If I simply return None from _alter_conv2d_layout everything works fine, but I don’t know if this can affect the performance or even the correctness of the result.
It will be difficult to debug w/o the tuning script and some more information. But, I have some pointers.
Can you print the Relay module/graph? It seems you are using NHWC data layout to start with. This is understandable as TFLite is NHWC by default. For NHWC data layout, kernel layout is HWIO, so you should not have seen that error - assert kernel_layout == "HWIO". We can print out Relay module and check whats the kernel layout.
I have seen NCHW to perform better for ARM edge devices. So, you might benefit by converting the graph to NCHW first using ConvertLayout pass. But this is for getting better performance. Maybe we should first resolve the first error.
By the way, this will be really really useful to have as a test in TVM codebase for TFLite frontend parser. We already do this for many other ops, but conv2d was missing. I tried once earlier, but I couldn’t make it work.
If I use my tuner file, when it goes through the layout alteration pass (conv2d_alter_op.py) it changes the layout from HWIO to OHWIxo (where x in my case is 16), hitting the assert.
Another experiment I did was to remove the assert from strategy/arm_cpu.py. But as I was expecting I am hitting the one in conv2d_spatial_pack_nhwc :
assert len(kernel.shape) == 4, "AlterOpLayout not enabled for NHWC yet"
This surprises me, because I think tflite uses NHWC exactly for performance reasons.

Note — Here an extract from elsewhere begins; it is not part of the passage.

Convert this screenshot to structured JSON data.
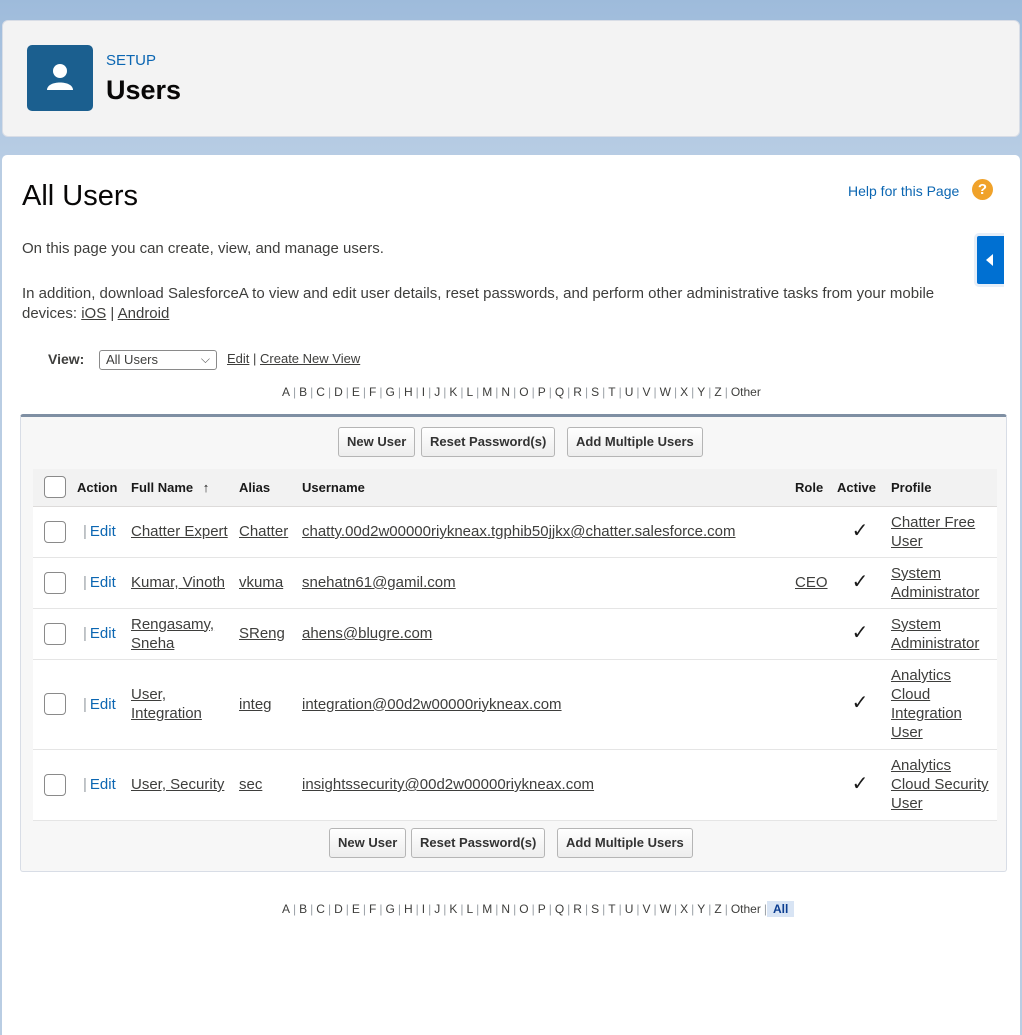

Is this because tflite uses gemmlowp while in TVM we use a spatial convolution?
Anyway, I will try to force the NCHW layout to see if at least I can gather some initial performance results.

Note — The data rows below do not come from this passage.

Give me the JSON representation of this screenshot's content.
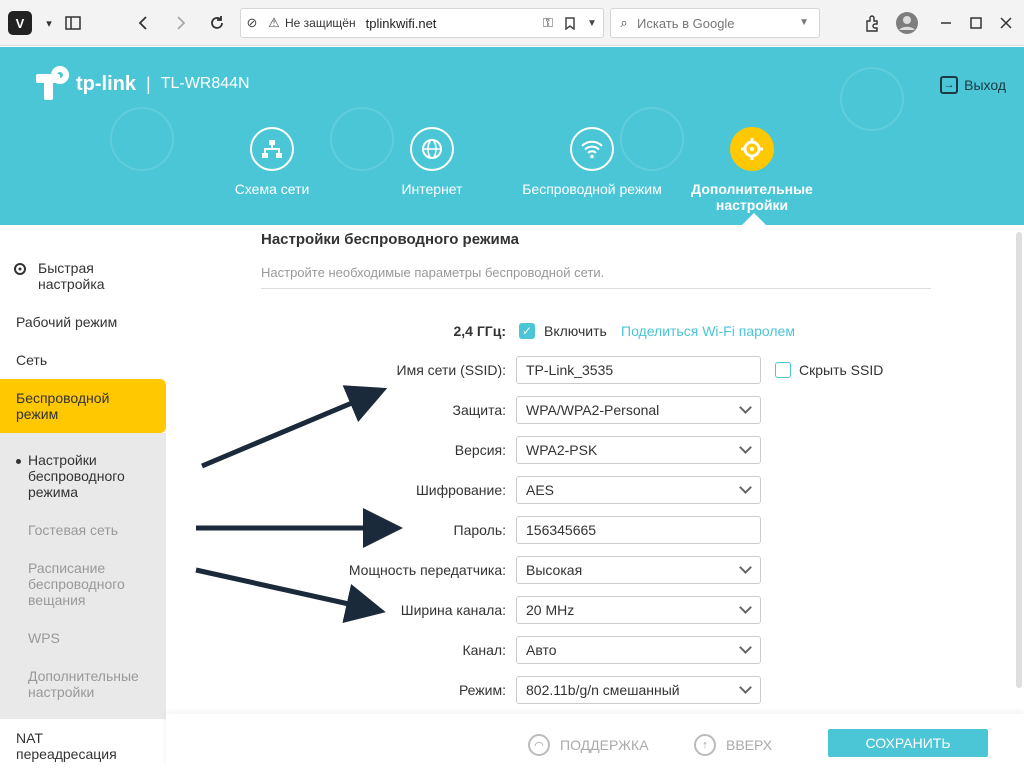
{
  "browser": {
    "security_text": "Не защищён",
    "url": "tplinkwifi.net",
    "search_placeholder": "Искать в Google"
  },
  "header": {
    "brand": "tp-link",
    "model": "TL-WR844N",
    "logout": "Выход",
    "tabs": [
      {
        "label": "Схема сети",
        "icon": "network-map-icon"
      },
      {
        "label": "Интернет",
        "icon": "globe-icon"
      },
      {
        "label": "Беспроводной режим",
        "icon": "wifi-icon"
      },
      {
        "label": "Дополнительные настройки",
        "icon": "gear-icon",
        "active": true
      }
    ]
  },
  "sidebar": {
    "items": [
      {
        "label": "Быстрая настройка"
      },
      {
        "label": "Рабочий режим"
      },
      {
        "label": "Сеть"
      },
      {
        "label": "Беспроводной режим",
        "active": true
      },
      {
        "label": "NAT переадресация"
      }
    ],
    "sub_items": [
      {
        "label": "Настройки беспроводного режима",
        "current": true
      },
      {
        "label": "Гостевая сеть"
      },
      {
        "label": "Расписание беспроводного вещания"
      },
      {
        "label": "WPS"
      },
      {
        "label": "Дополнительные настройки"
      }
    ]
  },
  "main": {
    "title": "Настройки беспроводного режима",
    "subtitle": "Настройте необходимые параметры беспроводной сети.",
    "band_label": "2,4 ГГц:",
    "enable_label": "Включить",
    "share_link": "Поделиться Wi-Fi паролем",
    "hide_ssid_label": "Скрыть SSID",
    "fields": [
      {
        "label": "Имя сети (SSID):",
        "value": "TP-Link_3535",
        "type": "text"
      },
      {
        "label": "Защита:",
        "value": "WPA/WPA2-Personal",
        "type": "select"
      },
      {
        "label": "Версия:",
        "value": "WPA2-PSK",
        "type": "select"
      },
      {
        "label": "Шифрование:",
        "value": "AES",
        "type": "select"
      },
      {
        "label": "Пароль:",
        "value": "156345665",
        "type": "text"
      },
      {
        "label": "Мощность передатчика:",
        "value": "Высокая",
        "type": "select"
      },
      {
        "label": "Ширина канала:",
        "value": "20 MHz",
        "type": "select"
      },
      {
        "label": "Канал:",
        "value": "Авто",
        "type": "select"
      },
      {
        "label": "Режим:",
        "value": "802.11b/g/n смешанный",
        "type": "select"
      }
    ]
  },
  "footer": {
    "support": "ПОДДЕРЖКА",
    "up": "ВВЕРХ",
    "save": "СОХРАНИТЬ"
  },
  "colors": {
    "accent": "#4ac6d6",
    "active": "#ffc800",
    "arrow": "#1b2a3a"
  }
}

Finally, if you wish I can share the python code to generate the single tflite quantized convolution. Once you have the tflite file, it is simply a matter of going through the TVM compilation process.
Hi again,
I ran some experiments in NCHW (as suggested by @anijain2305). For the particular convolution I am testing, I see actually a 2x speed-up over tflite (same outputs) with no tuning. Is this expected? I am running one of the conv layers from inception_v3.
I will try to run the whole network and come up with a performance break-down.
However, with the tuning I am not able to get correct results in TVM. What surprises me is that with the tuning enabled TVM selects a winograd compute to run the convolution, which I am not sure is supported for quantized networks. I will try to fiddle around a bit more, then I might start another thread.
For NHWC issue, I was able to reproduce the error on my end
The fix is in the above PR. We made a major refactor around a month ago. And I think we missed this change. For now, I disabled the conversion altogether. There might be a way to improve the NHWC schedule and use the alter_op_layout
Re NCHW, I am surprised to see 2x performance improvements w/o tuning. But, it might be possible for a conv layer. Yes, let’s do full network evaluation. I am also working on pre-quantized models on ARM, so we can join hands.
Regarding winograd, this is interesting. I did not know about accuracy issue. If it helps, we can first disable winograd and get a complete performance picture.
About the NCHW performance: I think that the tophub files are quite good for known conv shapes (which is the case for inception_v3).
About the end-to-end performance evaluation: I ran a quantized version of inception_v3. With TVM I am getting a 16% speed-up over tflite. Is this expected?
Finally, about Winograd. In theory winograd is not supported for quantized, right? At least you don’t convert everything to 32bit (or float) and then requantize in int8 (but then performance might be bad). Disabling Winograd gives the correct result, but slightly slower than the fallback case (although I only ran the tuner for 50 iterations).
Yes, we should definitely sync up on this (especially to set some performance goals).